O governo tenta o início oficial de negociações com o governo norte-americano para reverter a taxação de 50% para as exportações brasileiras.
O titular da Fazenda defendeu o atual momento da economia brasileira, classificado por ele como "o melhor em anos", com a menor taxa de desemprego da série histórica e a inflação caindo.
"Quem está assando a batata quente dos empregos e das empresas que vão ser prejudicadas é uma força política nacional, que neste momento está instalada em Washington contra as negociações", continuou ele.
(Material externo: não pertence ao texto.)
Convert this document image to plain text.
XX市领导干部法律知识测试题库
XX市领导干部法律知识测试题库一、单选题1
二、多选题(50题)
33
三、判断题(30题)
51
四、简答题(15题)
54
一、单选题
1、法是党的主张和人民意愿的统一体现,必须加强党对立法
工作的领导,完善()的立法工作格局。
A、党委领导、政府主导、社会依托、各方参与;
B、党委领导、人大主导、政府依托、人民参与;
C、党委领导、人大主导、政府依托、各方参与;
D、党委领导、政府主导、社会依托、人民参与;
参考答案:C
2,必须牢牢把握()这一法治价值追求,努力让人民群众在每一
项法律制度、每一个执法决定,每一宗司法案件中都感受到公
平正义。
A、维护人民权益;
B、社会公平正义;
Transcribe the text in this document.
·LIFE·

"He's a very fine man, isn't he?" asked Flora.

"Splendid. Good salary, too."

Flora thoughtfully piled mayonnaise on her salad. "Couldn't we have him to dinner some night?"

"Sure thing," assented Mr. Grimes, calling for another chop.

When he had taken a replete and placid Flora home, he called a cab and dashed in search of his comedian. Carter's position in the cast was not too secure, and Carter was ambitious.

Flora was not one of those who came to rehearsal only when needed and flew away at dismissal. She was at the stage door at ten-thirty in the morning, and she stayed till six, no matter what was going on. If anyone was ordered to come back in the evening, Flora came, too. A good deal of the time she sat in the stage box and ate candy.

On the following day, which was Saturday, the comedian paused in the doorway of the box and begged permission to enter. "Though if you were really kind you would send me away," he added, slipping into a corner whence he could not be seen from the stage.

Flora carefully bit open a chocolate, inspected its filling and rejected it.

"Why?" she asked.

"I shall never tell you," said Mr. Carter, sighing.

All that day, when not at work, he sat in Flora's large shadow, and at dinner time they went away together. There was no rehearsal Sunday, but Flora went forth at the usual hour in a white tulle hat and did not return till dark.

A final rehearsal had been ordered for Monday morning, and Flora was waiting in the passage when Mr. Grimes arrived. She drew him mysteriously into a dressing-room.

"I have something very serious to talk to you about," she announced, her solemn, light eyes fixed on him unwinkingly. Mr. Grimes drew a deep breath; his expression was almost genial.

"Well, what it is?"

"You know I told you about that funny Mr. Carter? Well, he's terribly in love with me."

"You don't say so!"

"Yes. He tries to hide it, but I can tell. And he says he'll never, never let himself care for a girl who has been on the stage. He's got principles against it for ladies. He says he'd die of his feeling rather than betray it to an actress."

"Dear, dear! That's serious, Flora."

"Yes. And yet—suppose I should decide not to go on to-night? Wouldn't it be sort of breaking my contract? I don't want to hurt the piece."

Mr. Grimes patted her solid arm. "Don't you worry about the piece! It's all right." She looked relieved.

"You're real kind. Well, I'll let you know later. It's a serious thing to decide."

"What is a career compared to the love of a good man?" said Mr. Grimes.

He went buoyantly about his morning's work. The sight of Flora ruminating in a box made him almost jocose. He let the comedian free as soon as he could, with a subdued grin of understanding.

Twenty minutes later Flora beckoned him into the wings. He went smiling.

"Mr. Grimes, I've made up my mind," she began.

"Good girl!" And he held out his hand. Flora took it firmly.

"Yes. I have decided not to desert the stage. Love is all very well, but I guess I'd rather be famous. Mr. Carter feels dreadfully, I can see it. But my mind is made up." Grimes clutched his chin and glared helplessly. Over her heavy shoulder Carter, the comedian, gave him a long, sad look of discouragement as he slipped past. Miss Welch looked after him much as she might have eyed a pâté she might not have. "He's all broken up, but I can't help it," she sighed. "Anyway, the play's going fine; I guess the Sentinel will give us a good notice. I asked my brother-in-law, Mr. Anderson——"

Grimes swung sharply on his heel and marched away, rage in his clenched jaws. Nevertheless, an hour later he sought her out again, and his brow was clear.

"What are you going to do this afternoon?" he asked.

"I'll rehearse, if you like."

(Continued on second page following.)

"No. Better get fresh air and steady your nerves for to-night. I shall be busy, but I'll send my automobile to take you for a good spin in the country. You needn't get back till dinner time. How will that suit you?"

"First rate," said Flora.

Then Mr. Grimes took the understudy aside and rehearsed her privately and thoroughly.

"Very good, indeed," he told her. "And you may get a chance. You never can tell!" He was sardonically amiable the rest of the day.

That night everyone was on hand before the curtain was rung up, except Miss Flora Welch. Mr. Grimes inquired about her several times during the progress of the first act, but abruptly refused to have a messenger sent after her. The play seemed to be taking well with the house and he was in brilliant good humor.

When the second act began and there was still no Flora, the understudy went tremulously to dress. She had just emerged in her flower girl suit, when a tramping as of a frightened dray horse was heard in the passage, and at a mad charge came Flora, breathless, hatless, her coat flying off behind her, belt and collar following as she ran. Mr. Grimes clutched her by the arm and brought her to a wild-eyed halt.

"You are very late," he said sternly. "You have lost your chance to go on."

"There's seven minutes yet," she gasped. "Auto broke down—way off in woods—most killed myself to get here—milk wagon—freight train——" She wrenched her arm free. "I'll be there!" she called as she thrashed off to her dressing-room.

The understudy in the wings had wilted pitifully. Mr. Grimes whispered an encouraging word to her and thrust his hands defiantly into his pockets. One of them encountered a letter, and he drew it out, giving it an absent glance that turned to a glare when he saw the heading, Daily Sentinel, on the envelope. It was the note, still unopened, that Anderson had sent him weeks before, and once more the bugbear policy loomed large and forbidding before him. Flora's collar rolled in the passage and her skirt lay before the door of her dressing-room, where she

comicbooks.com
Haddad também chamou a ação desses brasileiros de "traição contra o País" e disse ser uma "ilusão" imaginar que a população não vai assimilar o que está acontecendo.
"Temos no Brasil uma força hoje contra os interesses nacionais buscando bônus políticos", acusou, pedindo "calma e serenidade".
Na mesma entrevista, Haddad disse que a direção do governo Lula é "aliviar o bolso do povo que trabalha duro" e que precisam do Estado para ter "um pouco mais de bem-estar".